Her heart-shaped face was pale, her pink lips full, her expression agonized. In spite of her tough-girl clothes, the black leather jacket and stiletto boots, she looked like a young, lost princess, trapped by an ogre with no hope of escape.
A trick, he told himself angrily. Don’t fall for it. He turned off the ignition. Grabbing her duffel bag, he got out of the car. “Come on.”
Closing the door behind him, he stalked toward the front door without looking back. He’d bought this twenty-million-dollar house three months ago, sight unseen, an hour before he was released from the hospital in Honolulu. The lavish estate on the windward side of the Oahu shore was set on the best private beach near Kailua.
He went into the sprawling beach house, and heard the sound of her stiletto boots on the patterned ohia wood floor. They passed through the large, expansive rooms. Floor-to-ceiling windows on both sides of the house revealed the Ka’iwa Mountain Ridge in one direction, and in the other, the distant pink-and-lavender dawn breaking over the Pacific and the distant Mokulua Islands.
But Vladimir was used to the view. Sick of it, in fact. He’d spent weeks cooped up like a prisoner here, as he recuperated from the car race that had nearly killed him, gritting his teeth through physical therapy. No wonder, within a month of being here, he’d started seeking amusement in Honolulu, half an hour away, at a private poker game.
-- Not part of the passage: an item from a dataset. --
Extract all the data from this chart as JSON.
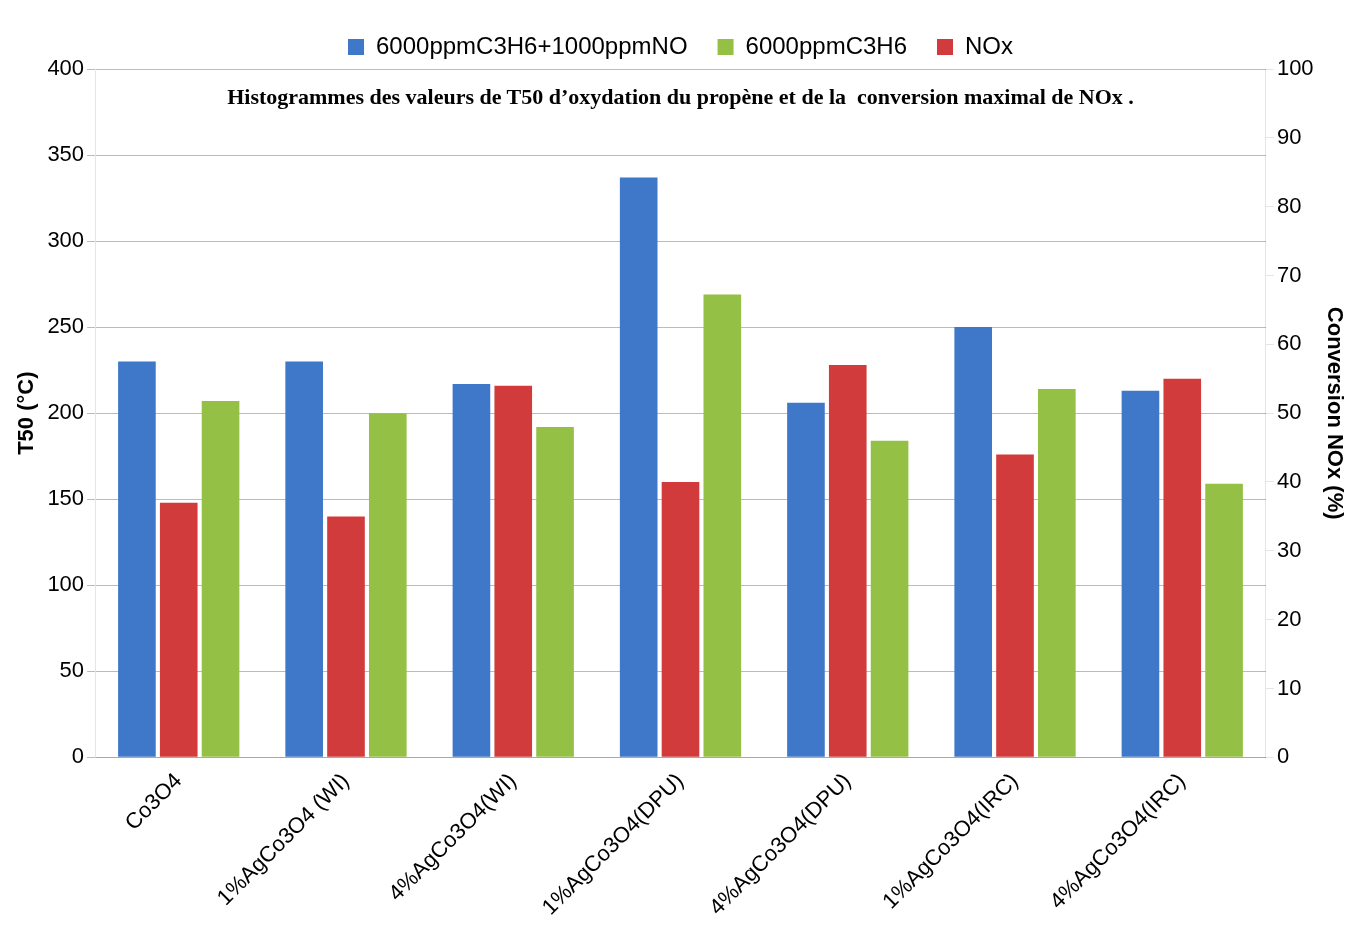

The fact that it was illegal to gamble at any resort in Hawaii just added to the spice.
At the end of the hall, Vladimir opened double doors into the enormous master bedroom, revealing high ceilings, an elegant marble fireplace and a huge four-poster bed. Veranda doors opened to a balcony that overlooked the infinity pool and the ocean beyond it. He dropped Bree’s duffel bag on the bed and abruptly turned to face her.
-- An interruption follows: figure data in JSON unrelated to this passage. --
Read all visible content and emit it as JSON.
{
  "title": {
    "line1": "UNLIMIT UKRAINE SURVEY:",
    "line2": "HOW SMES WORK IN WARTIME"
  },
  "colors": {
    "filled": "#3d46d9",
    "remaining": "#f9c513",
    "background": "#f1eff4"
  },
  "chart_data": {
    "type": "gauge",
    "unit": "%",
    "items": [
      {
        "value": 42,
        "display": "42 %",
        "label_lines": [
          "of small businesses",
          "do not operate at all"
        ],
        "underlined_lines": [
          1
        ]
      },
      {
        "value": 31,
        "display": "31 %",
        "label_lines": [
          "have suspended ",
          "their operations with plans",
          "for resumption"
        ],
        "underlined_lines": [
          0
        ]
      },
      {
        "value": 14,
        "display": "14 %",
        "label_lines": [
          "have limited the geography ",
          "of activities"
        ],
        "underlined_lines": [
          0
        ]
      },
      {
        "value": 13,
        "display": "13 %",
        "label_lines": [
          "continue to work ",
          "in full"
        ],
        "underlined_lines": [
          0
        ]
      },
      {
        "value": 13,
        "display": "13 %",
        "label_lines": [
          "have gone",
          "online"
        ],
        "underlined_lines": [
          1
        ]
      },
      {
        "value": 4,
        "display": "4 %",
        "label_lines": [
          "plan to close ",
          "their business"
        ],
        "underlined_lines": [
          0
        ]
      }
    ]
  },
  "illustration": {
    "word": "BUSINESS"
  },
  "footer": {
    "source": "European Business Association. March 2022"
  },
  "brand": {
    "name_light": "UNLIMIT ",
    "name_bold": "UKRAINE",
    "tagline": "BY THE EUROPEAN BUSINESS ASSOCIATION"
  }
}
She ran straight into him.
Vladimir heard her intake of breath as, for one instant, he felt the softness of her body against his own. Electricity coursed through his veins and his heart twisted as all his blood coursed toward his groin. He looked down at her beautiful, shocked face, at her wide hazel eyes, at the way her pink lips parted, full and ripe for plunder.
Mouth parted, she jumped back as if he’d burned her.
“Give a girl some notice, will you,” she snapped, “if you’re just going to whip around like that!”
Her tone was scornful. But it was too late.
He knew.
For years, Vladimir had told himself that their passionate, innocent affair had all been one-sided—that she’d tricked him, creating a hunger and longing in him while she herself remained stone cold, focused only on the money she intended to steal from him. But just now, when he’d felt her body against his, he’d seen her face. Felt the way her body reacted. And he’d suddenly known the truth.
She felt it, too.
“You…you should…” Her voice faltered as their eyes locked. As they stood beside the four-poster bed, the brilliant sun burst over the horizon, coming through the tall east-facing windows, bathing them both in warm golden light. Everything he’d ever hungered for, everything he feared and despised, was personified in this one woman. Breanna.
Her long blond hair shimmered like diamonds and gold. Her eyes shone a vivid green, like emeralds. Her skin was pale and untouched, like plains of virgin white snow. Hardly aware of what he was doing, Vladimir reached out and stroked a gleaming tendril of her hair. It was impossibly soft.